Thomas McGovern vermutet angesichts der großen Menge Vieh und der saftigen Weiden, die angeblich zu den großen Höfen mit Kirchen gehörten, |123| dass die Menschen auf den Kleinbauernhöfen schließlich in schlechten Zeiten von der Kirche auf einen »Almosenstatus« hinabgedrückt worden seien. 49 Allerdings gibt es einen Unterschied zwischen Pfarreigrenzen, die gezogen werden, um den Zehnten einzuziehen, und dem tatsächlichen Landbesitz. Verschiedene Abschnitte in der »Beschreibung« betreffen Land, das zu einer bestimmten Kirche gehört
(hører till),
oder diese oder jene Kirche, die ein bestimmtes Gebiet besitzt
(eger
oder
æger)
. In diesem Fall beziehen sich die Ausdrücke »gehören zu« oder »besitzen« auf Land, das nicht einer bestimmten Kirche gehört, sondern den Gemeindemitgliedern einer bestimmten Pfarre – die Menschen einer Pfarre »gehören zu« der Kirche, die für ihr Seelenheil Sorge trägt.

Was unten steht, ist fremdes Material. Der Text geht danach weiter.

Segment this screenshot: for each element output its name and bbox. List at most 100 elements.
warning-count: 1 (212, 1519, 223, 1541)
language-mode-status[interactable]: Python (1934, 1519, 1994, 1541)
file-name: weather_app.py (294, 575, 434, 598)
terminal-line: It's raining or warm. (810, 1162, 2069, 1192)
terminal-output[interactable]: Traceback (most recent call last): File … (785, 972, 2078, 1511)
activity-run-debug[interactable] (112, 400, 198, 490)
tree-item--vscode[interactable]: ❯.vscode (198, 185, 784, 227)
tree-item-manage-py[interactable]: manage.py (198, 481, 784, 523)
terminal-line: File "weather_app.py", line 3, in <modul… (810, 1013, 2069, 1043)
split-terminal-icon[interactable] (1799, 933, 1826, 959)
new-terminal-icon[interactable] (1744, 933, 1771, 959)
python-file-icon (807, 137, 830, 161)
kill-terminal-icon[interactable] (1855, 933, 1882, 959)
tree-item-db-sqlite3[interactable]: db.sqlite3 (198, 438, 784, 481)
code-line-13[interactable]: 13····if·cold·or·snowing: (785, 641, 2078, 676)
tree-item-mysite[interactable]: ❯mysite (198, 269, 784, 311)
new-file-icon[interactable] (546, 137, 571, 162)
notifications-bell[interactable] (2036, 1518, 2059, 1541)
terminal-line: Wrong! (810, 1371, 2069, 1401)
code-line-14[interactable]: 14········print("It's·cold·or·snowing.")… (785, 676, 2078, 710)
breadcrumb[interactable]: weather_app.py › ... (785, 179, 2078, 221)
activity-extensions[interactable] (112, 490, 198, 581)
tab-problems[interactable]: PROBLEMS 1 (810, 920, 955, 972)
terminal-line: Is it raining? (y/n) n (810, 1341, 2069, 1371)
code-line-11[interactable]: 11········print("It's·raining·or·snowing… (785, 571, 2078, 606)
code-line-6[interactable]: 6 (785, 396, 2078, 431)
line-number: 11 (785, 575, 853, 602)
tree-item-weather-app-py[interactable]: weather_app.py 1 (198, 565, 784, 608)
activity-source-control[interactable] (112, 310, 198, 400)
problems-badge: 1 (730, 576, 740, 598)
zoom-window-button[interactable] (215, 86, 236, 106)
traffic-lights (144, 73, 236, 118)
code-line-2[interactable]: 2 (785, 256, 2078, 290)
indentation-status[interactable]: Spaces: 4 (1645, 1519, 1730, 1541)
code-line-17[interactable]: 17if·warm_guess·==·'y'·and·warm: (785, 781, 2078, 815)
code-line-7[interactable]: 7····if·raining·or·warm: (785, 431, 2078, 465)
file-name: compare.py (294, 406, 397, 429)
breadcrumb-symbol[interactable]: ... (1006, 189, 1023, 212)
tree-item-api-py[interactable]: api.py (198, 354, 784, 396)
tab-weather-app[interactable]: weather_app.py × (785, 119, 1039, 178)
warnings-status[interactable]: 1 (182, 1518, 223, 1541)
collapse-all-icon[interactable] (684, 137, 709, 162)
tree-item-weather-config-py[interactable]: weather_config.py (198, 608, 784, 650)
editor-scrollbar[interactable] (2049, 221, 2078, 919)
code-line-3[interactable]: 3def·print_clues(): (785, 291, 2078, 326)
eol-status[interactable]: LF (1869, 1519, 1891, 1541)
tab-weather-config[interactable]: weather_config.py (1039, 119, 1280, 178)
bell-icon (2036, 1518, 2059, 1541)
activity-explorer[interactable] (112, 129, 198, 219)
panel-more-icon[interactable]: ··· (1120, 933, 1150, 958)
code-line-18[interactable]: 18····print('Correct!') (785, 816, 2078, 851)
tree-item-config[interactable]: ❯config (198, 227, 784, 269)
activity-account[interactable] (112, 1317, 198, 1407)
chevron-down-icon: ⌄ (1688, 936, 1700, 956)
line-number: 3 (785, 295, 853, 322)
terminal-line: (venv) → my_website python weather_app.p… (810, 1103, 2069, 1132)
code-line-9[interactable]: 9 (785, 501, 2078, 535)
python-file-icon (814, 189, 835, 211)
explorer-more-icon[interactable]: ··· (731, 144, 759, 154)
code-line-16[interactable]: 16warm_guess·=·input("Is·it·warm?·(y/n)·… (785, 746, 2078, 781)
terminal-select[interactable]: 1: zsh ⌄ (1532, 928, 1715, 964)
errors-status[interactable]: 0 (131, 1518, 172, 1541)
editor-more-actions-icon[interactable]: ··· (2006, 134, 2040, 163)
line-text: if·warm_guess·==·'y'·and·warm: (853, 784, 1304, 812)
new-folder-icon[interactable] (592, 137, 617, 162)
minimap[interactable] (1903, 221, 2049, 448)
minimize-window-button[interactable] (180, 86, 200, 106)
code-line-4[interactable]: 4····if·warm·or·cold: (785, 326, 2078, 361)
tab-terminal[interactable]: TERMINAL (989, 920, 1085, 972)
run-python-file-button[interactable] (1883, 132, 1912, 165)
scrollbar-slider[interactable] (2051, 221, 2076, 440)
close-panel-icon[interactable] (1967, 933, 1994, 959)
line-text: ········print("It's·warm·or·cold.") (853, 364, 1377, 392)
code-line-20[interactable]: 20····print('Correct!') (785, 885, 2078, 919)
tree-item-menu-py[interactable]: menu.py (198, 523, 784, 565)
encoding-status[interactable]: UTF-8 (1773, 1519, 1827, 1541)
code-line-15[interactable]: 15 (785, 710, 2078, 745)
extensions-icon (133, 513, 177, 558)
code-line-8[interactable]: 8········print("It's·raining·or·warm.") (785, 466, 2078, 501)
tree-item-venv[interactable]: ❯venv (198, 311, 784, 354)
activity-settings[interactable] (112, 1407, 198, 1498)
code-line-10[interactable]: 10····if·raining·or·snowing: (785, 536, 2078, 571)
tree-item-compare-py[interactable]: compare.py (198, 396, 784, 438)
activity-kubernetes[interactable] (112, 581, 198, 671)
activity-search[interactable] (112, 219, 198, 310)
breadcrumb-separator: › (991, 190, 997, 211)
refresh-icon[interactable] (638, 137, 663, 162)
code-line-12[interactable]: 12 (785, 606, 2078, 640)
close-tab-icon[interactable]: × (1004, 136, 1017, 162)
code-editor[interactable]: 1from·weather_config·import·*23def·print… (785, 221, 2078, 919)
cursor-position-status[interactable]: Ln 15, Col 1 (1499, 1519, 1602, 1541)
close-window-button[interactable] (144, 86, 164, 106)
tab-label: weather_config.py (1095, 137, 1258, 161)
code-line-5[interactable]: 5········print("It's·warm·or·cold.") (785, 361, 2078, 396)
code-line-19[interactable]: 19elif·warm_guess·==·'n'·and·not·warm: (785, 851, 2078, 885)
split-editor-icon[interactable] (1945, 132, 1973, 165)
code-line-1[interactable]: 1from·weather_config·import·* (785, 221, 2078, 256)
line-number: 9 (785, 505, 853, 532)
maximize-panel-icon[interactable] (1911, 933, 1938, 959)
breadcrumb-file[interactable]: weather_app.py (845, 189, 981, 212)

Falls Ívar tatsächlich Land im Kirchenbesitz meinte, hätte es sicher schlecht für die Grönländer ausgesehen, aber damit das hätte geschehen können, hätten die Landbesitzer ihr Land in sauberen Parzellen rings um jede Kirche übereignen müssen, statt in dem althergebrachten Flickenteppich, der langsam aus der einen Mitgift hier, dem anderen Nachlass dort und einem Geschenk von wieder anderer Seite entstanden war. Die ordentlichen Grenzsteine, die Ívar wiederholt erwähnt, entsprechen vielmehr der frühen Landnahme und spiegeln die Tatsache wider, dass er nur sinnvolle Pfarrgrenzen beschrieb, nicht eine Gesellschaft unter dem Joch kirchlicher Herrschaft.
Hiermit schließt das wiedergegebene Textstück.